Fed Inflation Reassurance - October 3, 2018
Fed Inflation Reassurance
As Core PCE hits 2.0% and near-term risks are roughly balanced, it appears that, to the Fed, inflation is under control. This is bolstered by a spate of recent Fed research and speeches to the same effect. However, time will tell if the lady doth protest too much.
First, both the Cleveland and Richmond Feds have recently put out research exploring the relationship between producer prices and inflation.
In Producers Under Pressure, Richmond Fed’s Jessie Romero points out that in June 2017 to June 2018, transportation costs were up 7.7 percent, many hard commodities were up double digits, and food input prices rose significantly. “Yet in many cases, rising costs for businesses were not reflected in the prices paid by consumers.” Rather, “while the PPI does paint a picture of the costs facing various industries, it isn’t necessarily a good predictor of consumer measures of inflation”. Moreover, the Feds aren’t too worried as “even to the extent the PPI does help predict consumer price changes in the short run, in the long run, the overall level of prices depends on monetary policy.”

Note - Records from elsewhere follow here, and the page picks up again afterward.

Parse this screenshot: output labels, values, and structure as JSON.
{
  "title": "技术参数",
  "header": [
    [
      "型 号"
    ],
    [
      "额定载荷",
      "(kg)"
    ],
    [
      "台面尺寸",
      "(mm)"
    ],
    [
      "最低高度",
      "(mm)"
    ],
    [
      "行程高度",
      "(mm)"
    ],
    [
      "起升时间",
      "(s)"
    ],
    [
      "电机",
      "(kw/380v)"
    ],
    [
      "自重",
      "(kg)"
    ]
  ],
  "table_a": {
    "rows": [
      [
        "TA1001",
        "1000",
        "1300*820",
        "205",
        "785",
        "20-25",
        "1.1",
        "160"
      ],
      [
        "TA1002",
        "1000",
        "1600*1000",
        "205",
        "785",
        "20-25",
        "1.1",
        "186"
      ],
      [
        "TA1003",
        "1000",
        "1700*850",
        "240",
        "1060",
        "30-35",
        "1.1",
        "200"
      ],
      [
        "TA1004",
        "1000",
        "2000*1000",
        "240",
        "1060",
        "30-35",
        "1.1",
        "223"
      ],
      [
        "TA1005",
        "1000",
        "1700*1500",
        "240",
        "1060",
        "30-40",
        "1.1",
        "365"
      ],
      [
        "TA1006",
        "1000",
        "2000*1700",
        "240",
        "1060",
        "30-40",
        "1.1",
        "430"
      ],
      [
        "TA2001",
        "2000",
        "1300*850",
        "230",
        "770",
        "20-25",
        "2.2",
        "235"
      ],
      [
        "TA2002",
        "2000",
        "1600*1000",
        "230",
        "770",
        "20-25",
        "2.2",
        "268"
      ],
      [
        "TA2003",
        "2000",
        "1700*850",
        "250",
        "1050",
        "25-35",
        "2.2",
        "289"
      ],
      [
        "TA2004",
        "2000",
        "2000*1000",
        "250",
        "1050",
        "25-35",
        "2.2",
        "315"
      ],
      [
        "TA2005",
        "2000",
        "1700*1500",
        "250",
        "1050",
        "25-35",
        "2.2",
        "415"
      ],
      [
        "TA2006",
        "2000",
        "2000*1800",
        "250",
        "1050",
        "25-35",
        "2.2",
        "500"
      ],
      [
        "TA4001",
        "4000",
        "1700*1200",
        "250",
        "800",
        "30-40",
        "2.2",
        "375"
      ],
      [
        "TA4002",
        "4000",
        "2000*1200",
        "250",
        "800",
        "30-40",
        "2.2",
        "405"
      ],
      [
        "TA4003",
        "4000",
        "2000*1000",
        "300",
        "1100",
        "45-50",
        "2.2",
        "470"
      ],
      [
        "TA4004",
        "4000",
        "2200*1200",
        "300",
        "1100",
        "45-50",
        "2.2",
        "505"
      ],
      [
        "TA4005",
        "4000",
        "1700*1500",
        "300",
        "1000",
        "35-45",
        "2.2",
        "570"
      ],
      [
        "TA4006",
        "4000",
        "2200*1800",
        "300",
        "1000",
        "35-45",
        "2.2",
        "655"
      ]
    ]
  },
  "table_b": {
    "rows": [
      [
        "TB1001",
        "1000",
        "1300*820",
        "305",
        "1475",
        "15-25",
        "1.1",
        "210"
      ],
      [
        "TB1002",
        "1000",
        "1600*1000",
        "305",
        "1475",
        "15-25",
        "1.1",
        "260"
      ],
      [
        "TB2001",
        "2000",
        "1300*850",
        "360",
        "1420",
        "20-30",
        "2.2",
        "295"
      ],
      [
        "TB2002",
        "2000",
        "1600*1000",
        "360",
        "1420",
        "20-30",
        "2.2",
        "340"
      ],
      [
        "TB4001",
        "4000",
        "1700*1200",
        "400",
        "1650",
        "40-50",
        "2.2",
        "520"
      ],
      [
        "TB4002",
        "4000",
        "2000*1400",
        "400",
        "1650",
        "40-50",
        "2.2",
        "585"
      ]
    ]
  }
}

In An Assessment of the ISM Manufactring Price Index for Inflation Forecasting, Cleveland Fed’s Mark Bognanni and Tristan Young, investigate whether the ISM’s survey price data can improve inflation forecasts. They conclude that “ISMPI has some predictive content for producer prices; however this property appears not to pass through to predictive content for consumer prices.”
Second, Jerome Powell himself addressed those who are incredulous about outlooks predicting that inflation will remain around 2% while unemployment is 4%. In a speech at the National Association for Business Economics, Powell spent a great deal of time covering the Phillips curve. He assured the room that “the economy looks very good” and as a Central Banker, he believes “that many factors, including better conduct of monetary policy [by central bankers]... have greatly reduced, but not eliminated, the effects that tight labor markets have on inflation.” Taking a page out of the BoJ’s playbook, Powell also cites inflation expectations, saying,
“When people come to expect... policy response, a surprise rise or fall in labor market tightness will naturally have smaller and less persistent effects on inflation.”
Powell sees some risks in the form of misestimation of the natural rate of unemployment and tightness in other parts of the production chain. However, if inflation expectations remained anchored, the outlook remains rosy.
While the Fed appears to be on the side of Alfred E. Neuman, “What, me worry?”, despite the recent pullback in ISM data, the recent readings indicate Core CPI may still have some room to run.